Last but not least, even if the acquisition capabilities of these new systems will be increased, there will always be temporal and spatial data holes (clouds, for instance). Processing chains will have to be robust to this kind of artefacts.



Ongoing work at CESBIO


Danielle Ducrot, Antoine Masse and a few CESBIO interns have recently produced a a large land cover map over the Pyrenees using 30 m. resolution multi-temporal Landsat images. This map, which is real craftsmanship, contains 70 different classes. It is made of 3 different parts using nearly cloud-free images acquired in 2010.


70-class land cover map obtained from multi-temporal Landsat data.

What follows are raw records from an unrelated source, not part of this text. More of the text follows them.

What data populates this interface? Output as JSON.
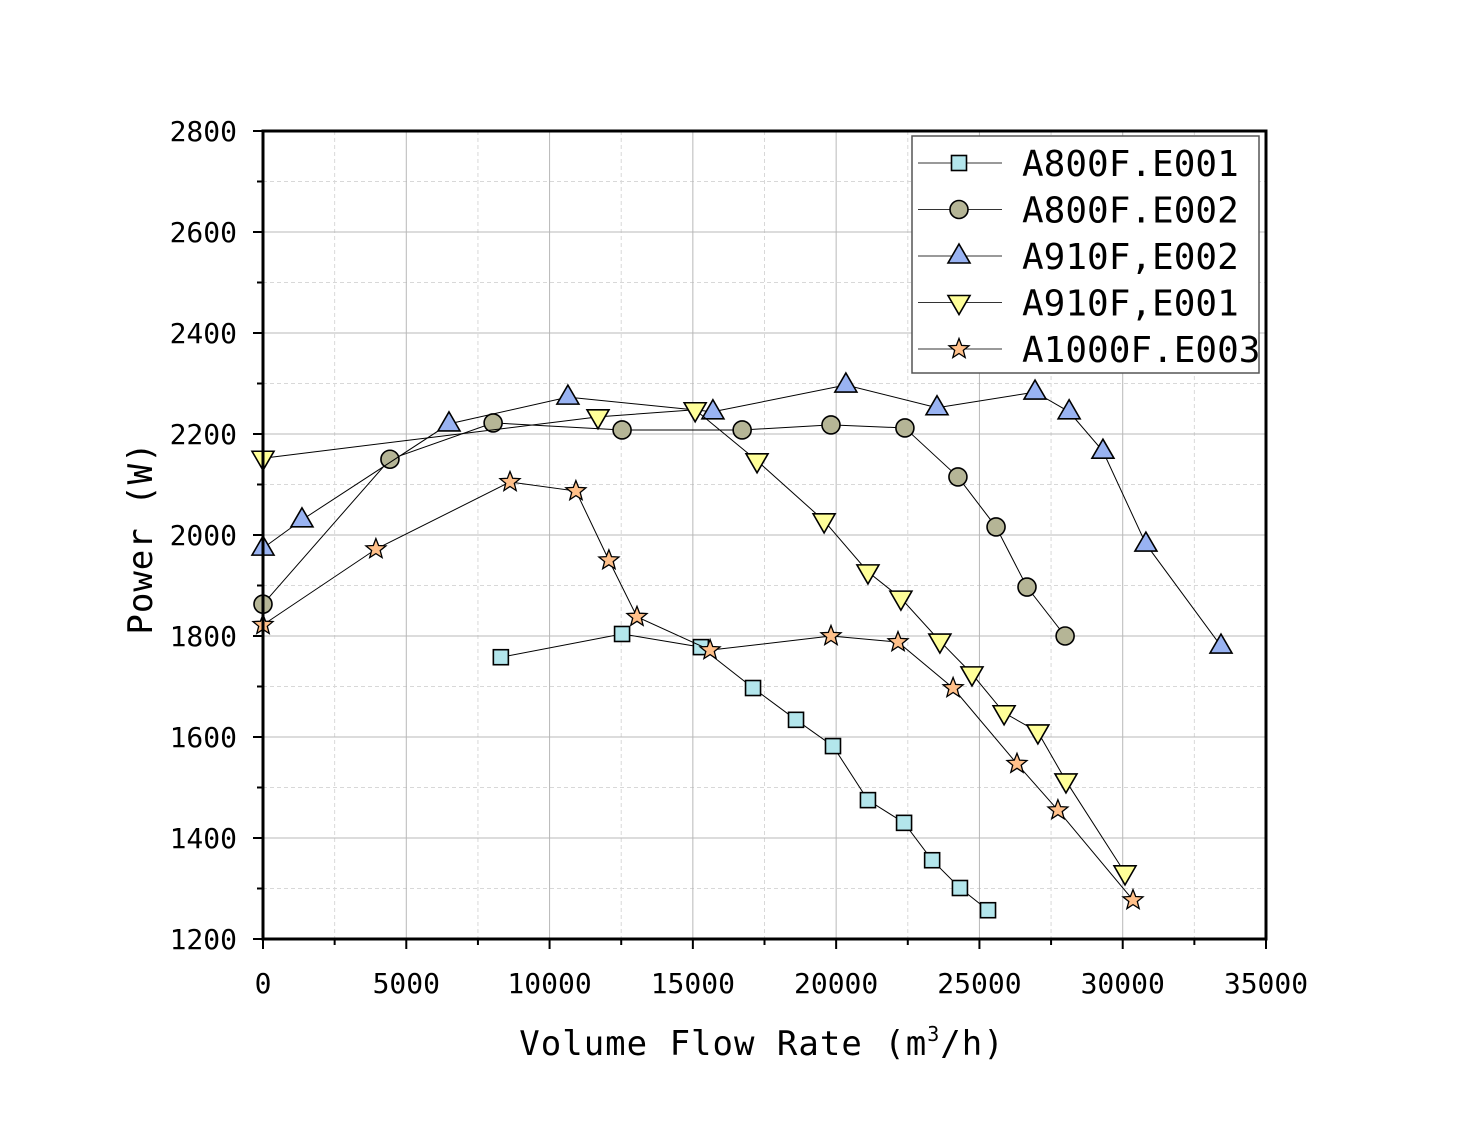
{
  "chart_data": {
    "type": "line",
    "title": "",
    "xlabel": "Volume Flow Rate (m",
    "xlabel_sup": "3",
    "xlabel_end": "/h)",
    "ylabel": "Power (W)",
    "xlim": [
      0,
      35000
    ],
    "ylim": [
      1200,
      2800
    ],
    "xticks": [
      0,
      5000,
      10000,
      15000,
      20000,
      25000,
      30000,
      35000
    ],
    "yticks": [
      1200,
      1400,
      1600,
      1800,
      2000,
      2200,
      2400,
      2600,
      2800
    ],
    "grid": true,
    "legend_position": "top-right",
    "series": [
      {
        "name": "A800F.E001",
        "marker": "square",
        "color": "#b3e6ec",
        "x": [
          8300,
          12530,
          15280,
          17100,
          18600,
          19890,
          21110,
          22370,
          23350,
          24320,
          25300
        ],
        "y": [
          1758,
          1804,
          1778,
          1697,
          1634,
          1582,
          1475,
          1430,
          1356,
          1301,
          1257
        ]
      },
      {
        "name": "A800F.E002",
        "marker": "circle",
        "color": "#b5b596",
        "x": [
          0,
          4430,
          8030,
          12530,
          16720,
          19820,
          22400,
          24250,
          25580,
          26660,
          27990
        ],
        "y": [
          1863,
          2150,
          2222,
          2208,
          2208,
          2218,
          2212,
          2115,
          2016,
          1897,
          1800
        ]
      },
      {
        "name": "A910F,E002",
        "marker": "triangle-up",
        "color": "#99b3f2",
        "x": [
          0,
          1360,
          6490,
          10640,
          15700,
          20340,
          23520,
          26940,
          28130,
          29310,
          30810,
          33430
        ],
        "y": [
          1974,
          2030,
          2220,
          2273,
          2244,
          2297,
          2252,
          2283,
          2244,
          2166,
          1982,
          1780
        ]
      },
      {
        "name": "A910F,E001",
        "marker": "triangle-down",
        "color": "#ffff99",
        "x": [
          0,
          11690,
          15080,
          17240,
          19580,
          21110,
          22260,
          23620,
          24740,
          25860,
          27040,
          28020,
          30080
        ],
        "y": [
          2152,
          2234,
          2248,
          2147,
          2028,
          1927,
          1875,
          1790,
          1725,
          1648,
          1610,
          1513,
          1331
        ]
      },
      {
        "name": "A1000F.E003",
        "marker": "star",
        "color": "#ffc08a",
        "x": [
          0,
          3940,
          8620,
          10920,
          12070,
          13050,
          15600,
          19820,
          22160,
          24080,
          26310,
          27740,
          30360
        ],
        "y": [
          1822,
          1972,
          2105,
          2087,
          1950,
          1838,
          1772,
          1800,
          1788,
          1697,
          1547,
          1455,
          1277
        ]
      }
    ]
  }
}
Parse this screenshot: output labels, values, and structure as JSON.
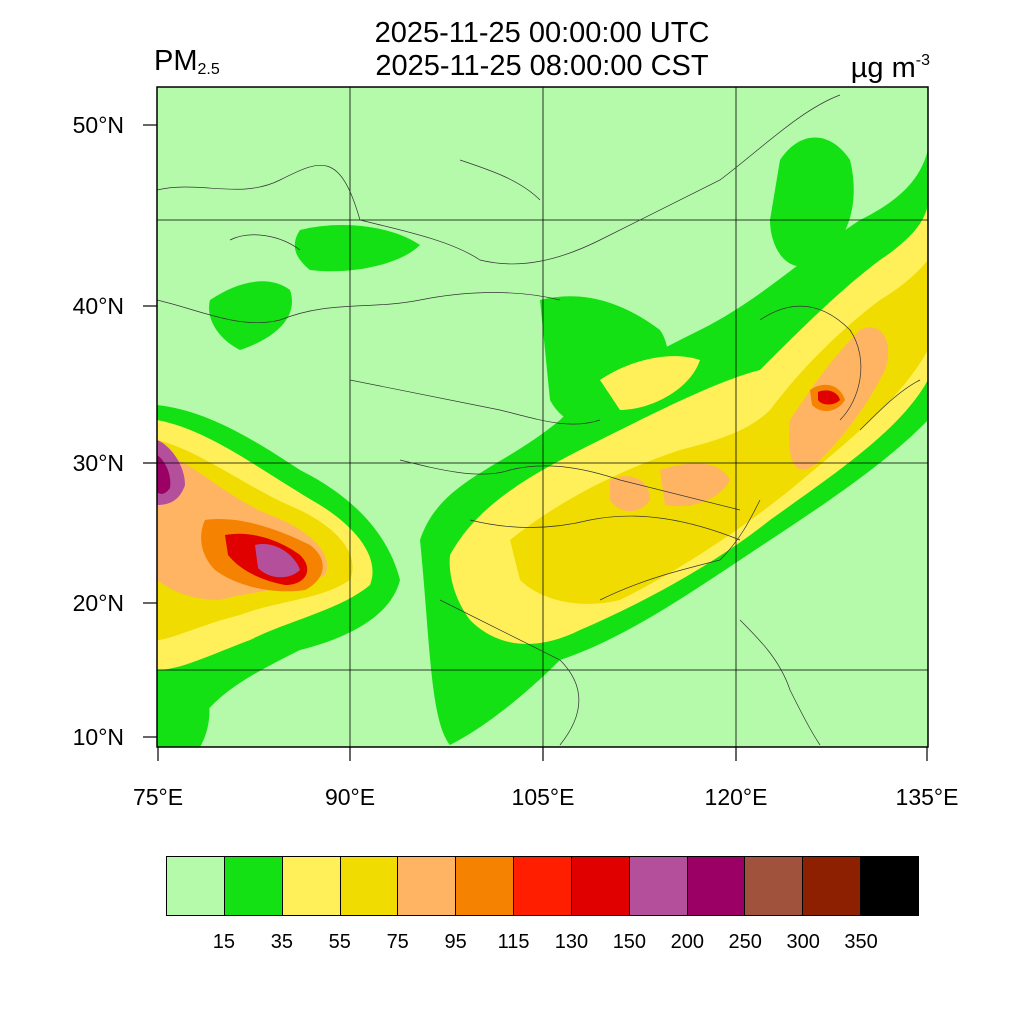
{
  "title": {
    "utc": "2025-11-25 00:00:00 UTC",
    "cst": "2025-11-25 08:00:00 CST"
  },
  "variable": {
    "name": "PM",
    "subscript": "2.5"
  },
  "unit": {
    "base": "µg m",
    "exponent": "-3"
  },
  "axes": {
    "lat_labels": [
      "50°N",
      "40°N",
      "30°N",
      "20°N",
      "10°N"
    ],
    "lon_labels": [
      "75°E",
      "90°E",
      "105°E",
      "120°E",
      "135°E"
    ],
    "lon_range": [
      75,
      135
    ],
    "lat_range": [
      9,
      52
    ]
  },
  "colorbar": {
    "colors": [
      "#b4faaa",
      "#14e114",
      "#fff05a",
      "#f0dc00",
      "#ffb464",
      "#f58200",
      "#ff1e00",
      "#e10000",
      "#b4509b",
      "#9b0064",
      "#a0523c",
      "#8c2000",
      "#000000"
    ],
    "ticks": [
      "15",
      "35",
      "55",
      "75",
      "95",
      "115",
      "130",
      "150",
      "200",
      "250",
      "300",
      "350"
    ]
  },
  "chart_data": {
    "type": "heatmap",
    "title": "2025-11-25 00:00:00 UTC / 2025-11-25 08:00:00 CST",
    "variable": "PM2.5",
    "unit": "µg m-3",
    "xlabel": "",
    "ylabel": "",
    "xlim": [
      75,
      135
    ],
    "ylim": [
      9,
      52
    ],
    "levels": [
      15,
      35,
      55,
      75,
      95,
      115,
      130,
      150,
      200,
      250,
      300,
      350
    ],
    "grid": true
  }
}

In his PhD work, Antoine works on methods allowing to select the best dates in order to perform a classification. At the same time, Isabel Rodes is looking into techniques enabling the use of all available acquisitions over very large areas by dealing with both missing data (clouds, shadows) and the fact that all pixels are not acquired at the same dates.


These 2 approaches are complementary: one allows to target very detailed nomenclatures, but needs some human intervention, and the other is fully automatic, but less ambitious in terms of nomenclature.


A third approach is being investigated at CESBIO in the PhD work of Julien Osman: the use of prior knowledge both quantitative (from historical records) and qualitative (expert knowledge) in order to guide the automatic classification systems.


We will give you more detailed information about all those approaches in coming posts on this blog.